Determine 28% of Your Monthly Income
Now that you know how much money you make in the eyes of the lender, calculate 28% of that amount. For example, if your W-2s for the last 2 years equal $50,000 and $60,000, you have an average monthly income of $4,583.
$50,000 + $60,000 = $110,000
$110,000/24 months = $4,583 per month
Take the monthly income and multiply it by 28% as follows:
$4,583 x .28 = $1,283
In this example, you could afford a mortgage payment of $1,283.
What is a Mortgage Payment?
Do not run out just yet and take out a mortgage with a $1,283 monthly payment, though. There is more to it. You have to figure out the cost of the real estate taxes and homeowner’s insurance. They should be a part of your monthly payment whether you escrow them or not. Figure out the monthly cost by dividing the annual amount of each item by 12. For example:
Real estate taxes = $4,500
Homeowner’s insurance = $800
Per month, your real estate taxes cost $375 and homeowner’s insurance costs $67. This should come right off the top of your proposed mortgage payment. So from the $1,283, you should subtract $375 and $67.
$1,283 – $375 – $67 = $841
$841 is what you have left for principal, interest, taxes, and insurance.
Calculate your Total Monthly Debt
You still are not done, though. If you have other monthly debts, such as credit cards or car payments, they must figure into your calculations. Overall, you should not spend more than 36% of your gross monthly income on your mortgage plus your regular monthly debts. You can figure this out by adding up your proposed mortgage payment with your other monthly debts. In the example of $4,583 income per month, you can afford $1,649 in total debts. Since your proposed mortgage equals $1,283, your other monthly debt should not exceed $366. If it does, you must adjust accordingly.

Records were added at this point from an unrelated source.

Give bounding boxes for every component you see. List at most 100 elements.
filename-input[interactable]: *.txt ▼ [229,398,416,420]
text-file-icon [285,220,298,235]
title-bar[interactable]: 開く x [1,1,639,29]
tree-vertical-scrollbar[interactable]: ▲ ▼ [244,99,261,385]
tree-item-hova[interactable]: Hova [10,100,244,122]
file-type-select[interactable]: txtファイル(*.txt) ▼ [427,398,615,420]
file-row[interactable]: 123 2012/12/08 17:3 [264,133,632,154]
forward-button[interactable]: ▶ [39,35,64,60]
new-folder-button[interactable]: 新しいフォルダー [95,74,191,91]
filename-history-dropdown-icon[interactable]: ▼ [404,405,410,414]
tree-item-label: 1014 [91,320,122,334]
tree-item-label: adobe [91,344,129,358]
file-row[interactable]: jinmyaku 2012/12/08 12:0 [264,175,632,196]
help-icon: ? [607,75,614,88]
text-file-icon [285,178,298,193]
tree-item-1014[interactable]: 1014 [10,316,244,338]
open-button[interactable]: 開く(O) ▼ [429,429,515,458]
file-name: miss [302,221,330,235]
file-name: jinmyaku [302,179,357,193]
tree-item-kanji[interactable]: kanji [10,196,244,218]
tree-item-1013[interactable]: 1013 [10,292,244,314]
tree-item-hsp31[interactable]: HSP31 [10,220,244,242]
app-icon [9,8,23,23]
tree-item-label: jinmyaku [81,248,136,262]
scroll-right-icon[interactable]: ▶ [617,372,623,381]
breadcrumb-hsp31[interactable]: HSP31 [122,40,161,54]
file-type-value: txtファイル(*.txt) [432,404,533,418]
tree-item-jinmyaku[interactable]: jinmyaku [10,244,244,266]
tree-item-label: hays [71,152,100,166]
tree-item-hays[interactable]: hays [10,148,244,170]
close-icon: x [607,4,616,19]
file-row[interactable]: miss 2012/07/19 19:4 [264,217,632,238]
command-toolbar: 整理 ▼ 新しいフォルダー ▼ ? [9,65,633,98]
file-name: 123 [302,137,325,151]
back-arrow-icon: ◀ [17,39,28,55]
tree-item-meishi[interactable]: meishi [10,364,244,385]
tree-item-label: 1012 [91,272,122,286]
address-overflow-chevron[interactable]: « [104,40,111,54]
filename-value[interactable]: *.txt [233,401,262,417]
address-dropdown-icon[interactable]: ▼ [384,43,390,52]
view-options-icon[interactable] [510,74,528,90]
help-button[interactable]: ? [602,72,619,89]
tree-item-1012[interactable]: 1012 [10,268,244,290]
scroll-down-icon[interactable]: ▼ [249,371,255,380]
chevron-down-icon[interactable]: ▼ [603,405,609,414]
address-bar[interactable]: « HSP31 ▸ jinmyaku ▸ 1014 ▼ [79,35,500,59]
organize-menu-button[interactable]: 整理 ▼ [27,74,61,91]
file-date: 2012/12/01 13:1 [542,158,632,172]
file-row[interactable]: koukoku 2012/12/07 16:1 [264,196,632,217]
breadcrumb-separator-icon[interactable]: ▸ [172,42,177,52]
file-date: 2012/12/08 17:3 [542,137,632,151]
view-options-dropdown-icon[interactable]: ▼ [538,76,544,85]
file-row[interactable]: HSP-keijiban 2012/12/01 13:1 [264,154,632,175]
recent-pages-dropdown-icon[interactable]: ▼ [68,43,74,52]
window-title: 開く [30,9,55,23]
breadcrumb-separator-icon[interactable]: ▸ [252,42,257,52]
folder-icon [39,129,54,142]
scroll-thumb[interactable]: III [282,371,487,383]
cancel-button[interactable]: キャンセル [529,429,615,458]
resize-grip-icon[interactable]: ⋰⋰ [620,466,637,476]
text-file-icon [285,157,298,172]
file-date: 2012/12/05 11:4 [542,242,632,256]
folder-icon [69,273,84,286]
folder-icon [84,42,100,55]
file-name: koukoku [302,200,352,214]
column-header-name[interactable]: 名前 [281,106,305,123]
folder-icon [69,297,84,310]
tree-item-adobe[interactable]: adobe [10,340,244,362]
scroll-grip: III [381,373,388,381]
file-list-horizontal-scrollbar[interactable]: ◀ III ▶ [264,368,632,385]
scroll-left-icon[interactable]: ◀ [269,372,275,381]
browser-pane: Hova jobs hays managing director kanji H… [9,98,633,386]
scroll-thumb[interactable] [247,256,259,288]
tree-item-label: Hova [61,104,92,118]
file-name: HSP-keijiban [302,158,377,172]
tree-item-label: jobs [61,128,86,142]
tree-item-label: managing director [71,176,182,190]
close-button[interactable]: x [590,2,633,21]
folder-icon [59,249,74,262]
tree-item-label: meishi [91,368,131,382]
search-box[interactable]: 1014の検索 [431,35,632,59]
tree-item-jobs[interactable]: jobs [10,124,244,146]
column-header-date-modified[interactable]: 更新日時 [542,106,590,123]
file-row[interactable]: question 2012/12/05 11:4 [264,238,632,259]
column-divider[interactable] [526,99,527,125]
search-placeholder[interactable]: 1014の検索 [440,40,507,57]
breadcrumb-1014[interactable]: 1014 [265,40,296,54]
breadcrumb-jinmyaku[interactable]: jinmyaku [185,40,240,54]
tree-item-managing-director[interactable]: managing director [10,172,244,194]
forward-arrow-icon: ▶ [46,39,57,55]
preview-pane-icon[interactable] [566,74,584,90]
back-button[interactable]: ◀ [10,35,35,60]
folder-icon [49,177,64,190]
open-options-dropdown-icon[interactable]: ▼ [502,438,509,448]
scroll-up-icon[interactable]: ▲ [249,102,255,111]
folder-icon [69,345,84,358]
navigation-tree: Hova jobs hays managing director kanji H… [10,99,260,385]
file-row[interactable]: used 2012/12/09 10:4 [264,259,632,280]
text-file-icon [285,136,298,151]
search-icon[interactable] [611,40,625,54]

If you have a large amount of monthly debt, you can work the equation backwards. Look at your current monthly debts and subtract it from the total amount of debt you can have based on your income.
For example if you have $550 monthly debts, do the following:
$1,649 (36% of $4,583) – $550 monthly debts = $1,099 total mortgage payment
$1,099 – $375 taxes – $67 insurance = $657 principal and interest payment
This leaves you with $657 available for principal and interest. Since for every $700 you can usually afford a $100,000 mortgage, you are close to the $100,000 loan amount.
This amount is less than 28% of your monthly gross income only because of the amount of your current monthly debts. If you can pay your monthly debts down, you can increase the amount of the mortgage payment you can afford.
You can also put a significant amount of money down on the home. The higher your down payment, the more home you can afford. You can add the amount of your down payment directly to the loan amount you qualify for based on the 28% rule. The more you put down, the less risky you become to the lender. In fact, if you put at least 20% down, you do not have to pay Private Mortgage Insurance, which leaves you even more room for principal and interest. This means a higher loan amount.
Of course, these numbers work on paper, but you have to make sure they work in your life. Take the numbers you calculate and work them into your budget. Do you have room for the proposed mortgage payment? Can you still afford your other monthly bills as well as daily living expenses? Avoid stretching your finances too thin as you put yourself at risk for mortgage default when you do this. If you do default on your mortgage, you could lose your home. Finding the mortgage payment that is the most affordable for you without sacrifice is usually the best idea overall.